Tip From the Archives
Golf Exercises
Problem
You shift too much or sway instead of turn during your backswing due to poor abdominal muscle strength. This causes your upper body to move past your back leg, preventing the proper upper body rotation needed for a powerful swing.
Cure
Strengthen your abdominal muscles and improve flexibility for better balance and turning power during your backswing.
Therapy
To help build abdominal strength, spend about ten minutes a day on at least two of the following exercises; try to alternate between them each day. Stand up tall with feet shoulder width apart. Place both of your hands behind your head. Now twist slowly and try to look as far behind you as possible while keeping your hips facing forwards. You should feel a pull on your abdominal muscles if you twist slowly enough. After doing this ten or more times, lift your left knee up towards your right elbow as it moves forward but do not make contact. In order to properly strengthen your abs and obliques, you need to keep your body standing very straight as you do this; so lift your knee no closer than one foot away from your elbow. Try a few stomach crunches by lying on the floor with your knees bent; place a pillow between your knees and squeeze it as long as you are doing stomach crunches.

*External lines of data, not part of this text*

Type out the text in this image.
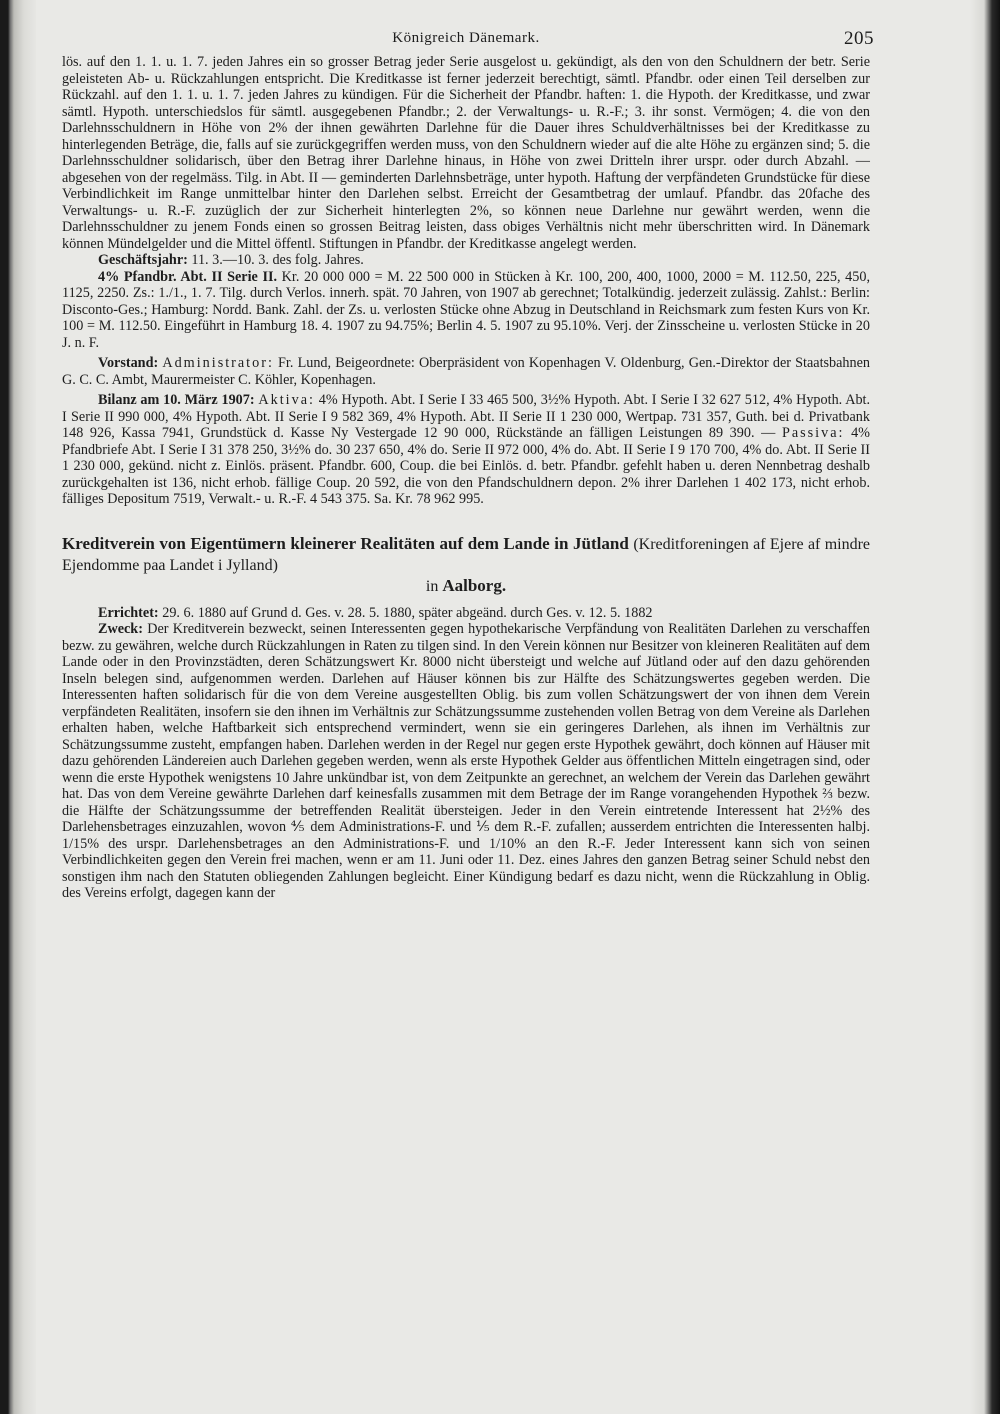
Königreich Dänemark.	205

lös. auf den 1. 1. u. 1. 7. jeden Jahres ein so grosser Betrag jeder Serie ausgelost u. gekündigt, als den von den Schuldnern der betr. Serie geleisteten Ab- u. Rückzahlungen entspricht. Die Kreditkasse ist ferner jederzeit berechtigt, sämtl. Pfandbr. oder einen Teil derselben zur Rückzahl. auf den 1. 1. u. 1. 7. jeden Jahres zu kündigen. Für die Sicherheit der Pfandbr. haften: 1. die Hypoth. der Kreditkasse, und zwar sämtl. Hypoth. unterschiedslos für sämtl. ausgegebenen Pfandbr.; 2. der Verwaltungs- u. R.-F.; 3. ihr sonst. Vermögen; 4. die von den Darlehnsschuldnern in Höhe von 2% der ihnen gewährten Darlehne für die Dauer ihres Schuldverhältnisses bei der Kreditkasse zu hinterlegenden Beträge, die, falls auf sie zurückgegriffen werden muss, von den Schuldnern wieder auf die alte Höhe zu ergänzen sind; 5. die Darlehnsschuldner solidarisch, über den Betrag ihrer Darlehne hinaus, in Höhe von zwei Dritteln ihrer urspr. oder durch Abzahl. — abgesehen von der regelmäss. Tilg. in Abt. II — geminderten Darlehnsbeträge, unter hypoth. Haftung der verpfändeten Grundstücke für diese Verbindlichkeit im Range unmittelbar hinter den Darlehen selbst. Erreicht der Gesamtbetrag der umlauf. Pfandbr. das 20fache des Verwaltungs- u. R.-F. zuzüglich der zur Sicherheit hinterlegten 2%, so können neue Darlehne nur gewährt werden, wenn die Darlehnsschuldner zu jenem Fonds einen so grossen Beitrag leisten, dass obiges Verhältnis nicht mehr überschritten wird. In Dänemark können Mündelgelder und die Mittel öffentl. Stiftungen in Pfandbr. der Kreditkasse angelegt werden.

Geschäftsjahr: 11. 3.—10. 3. des folg. Jahres.

4% Pfandbr. Abt. II Serie II. Kr. 20 000 000 = M. 22 500 000 in Stücken à Kr. 100, 200, 400, 1000, 2000 = M. 112.50, 225, 450, 1125, 2250. Zs.: 1./1., 1. 7. Tilg. durch Verlos. innerh. spät. 70 Jahren, von 1907 ab gerechnet; Totalkündig. jederzeit zulässig. Zahlst.: Berlin: Disconto-Ges.; Hamburg: Nordd. Bank. Zahl. der Zs. u. verlosten Stücke ohne Abzug in Deutschland in Reichsmark zum festen Kurs von Kr. 100 = M. 112.50. Eingeführt in Hamburg 18. 4. 1907 zu 94.75%; Berlin 4. 5. 1907 zu 95.10%. Verj. der Zinsscheine u. verlosten Stücke in 20 J. n. F.

Vorstand: Administrator: Fr. Lund, Beigeordnete: Oberpräsident von Kopenhagen V. Oldenburg, Gen.-Direktor der Staatsbahnen G. C. C. Ambt, Maurermeister C. Köhler, Kopenhagen.

Bilanz am 10. März 1907: Aktiva: 4% Hypoth. Abt. I Serie I 33 465 500, 3½% Hypoth. Abt. I Serie I 32 627 512, 4% Hypoth. Abt. I Serie II 990 000, 4% Hypoth. Abt. II Serie I 9 582 369, 4% Hypoth. Abt. II Serie II 1 230 000, Wertpap. 731 357, Guth. bei d. Privatbank 148 926, Kassa 7941, Grundstück d. Kasse Ny Vestergade 12 90 000, Rückstände an fälligen Leistungen 89 390. — Passiva: 4% Pfandbriefe Abt. I Serie I 31 378 250, 3½% do. 30 237 650, 4% do. Serie II 972 000, 4% do. Abt. II Serie I 9 170 700, 4% do. Abt. II Serie II 1 230 000, gekünd. nicht z. Einlös. präsent. Pfandbr. 600, Coup. die bei Einlös. d. betr. Pfandbr. gefehlt haben u. deren Nennbetrag deshalb zurückgehalten ist 136, nicht erhob. fällige Coup. 20 592, die von den Pfandschuldnern depon. 2% ihrer Darlehen 1 402 173, nicht erhob. fälliges Depositum 7519, Verwalt.- u. R.-F. 4 543 375. Sa. Kr. 78 962 995.

Kreditverein von Eigentümern kleinerer Realitäten auf dem Lande in Jütland (Kreditforeningen af Ejere af mindre Ejendomme paa Landet i Jylland)
in Aalborg.

Errichtet: 29. 6. 1880 auf Grund d. Ges. v. 28. 5. 1880, später abgeänd. durch Ges. v. 12. 5. 1882

Zweck: Der Kreditverein bezweckt, seinen Interessenten gegen hypothekarische Verpfändung von Realitäten Darlehen zu verschaffen bezw. zu gewähren, welche durch Rückzahlungen in Raten zu tilgen sind. In den Verein können nur Besitzer von kleineren Realitäten auf dem Lande oder in den Provinzstädten, deren Schätzungswert Kr. 8000 nicht übersteigt und welche auf Jütland oder auf den dazu gehörenden Inseln belegen sind, aufgenommen werden. Darlehen auf Häuser können bis zur Hälfte des Schätzungswertes gegeben werden. Die Interessenten haften solidarisch für die von dem Vereine ausgestellten Oblig. bis zum vollen Schätzungswert der von ihnen dem Verein verpfändeten Realitäten, insofern sie den ihnen im Verhältnis zur Schätzungssumme zustehenden vollen Betrag von dem Vereine als Darlehen erhalten haben, welche Haftbarkeit sich entsprechend vermindert, wenn sie ein geringeres Darlehen, als ihnen im Verhältnis zur Schätzungssumme zusteht, empfangen haben. Darlehen werden in der Regel nur gegen erste Hypothek gewährt, doch können auf Häuser mit dazu gehörenden Ländereien auch Darlehen gegeben werden, wenn als erste Hypothek Gelder aus öffentlichen Mitteln eingetragen sind, oder wenn die erste Hypothek wenigstens 10 Jahre unkündbar ist, von dem Zeitpunkte an gerechnet, an welchem der Verein das Darlehen gewährt hat. Das von dem Vereine gewährte Darlehen darf keinesfalls zusammen mit dem Betrage der im Range vorangehenden Hypothek ⅔ bezw. die Hälfte der Schätzungssumme der betreffenden Realität übersteigen. Jeder in den Verein eintretende Interessent hat 2½% des Darlehensbetrages einzuzahlen, wovon ⅘ dem Administrations-F. und ⅕ dem R.-F. zufallen; ausserdem entrichten die Interessenten halbj. 1/15% des urspr. Darlehensbetrages an den Administrations-F. und 1/10% an den R.-F. Jeder Interessent kann sich von seinen Verbindlichkeiten gegen den Verein frei machen, wenn er am 11. Juni oder 11. Dez. eines Jahres den ganzen Betrag seiner Schuld nebst den sonstigen ihm nach den Statuten obliegenden Zahlungen begleicht. Einer Kündigung bedarf es dazu nicht, wenn die Rückzahlung in Oblig. des Vereins erfolgt, dagegen kann der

Hold your hands behind your head then lift and curl your shoulders towards your knees. Return to the floor and repeat at least twenty times. Then, lie flat on the floor with your hands turned down under your bottom. Lift your legs and upper body a few inches off of the ground at the same time. You should feel a pull on your abdominal muscles as you do this. Repeat and stay in this position as you lift one leg higher at a time, moving your legs as if they were scissors opening and closing. Try to do at least thirty leg lifts before relaxing on the floor and then repeating only the leg lifts.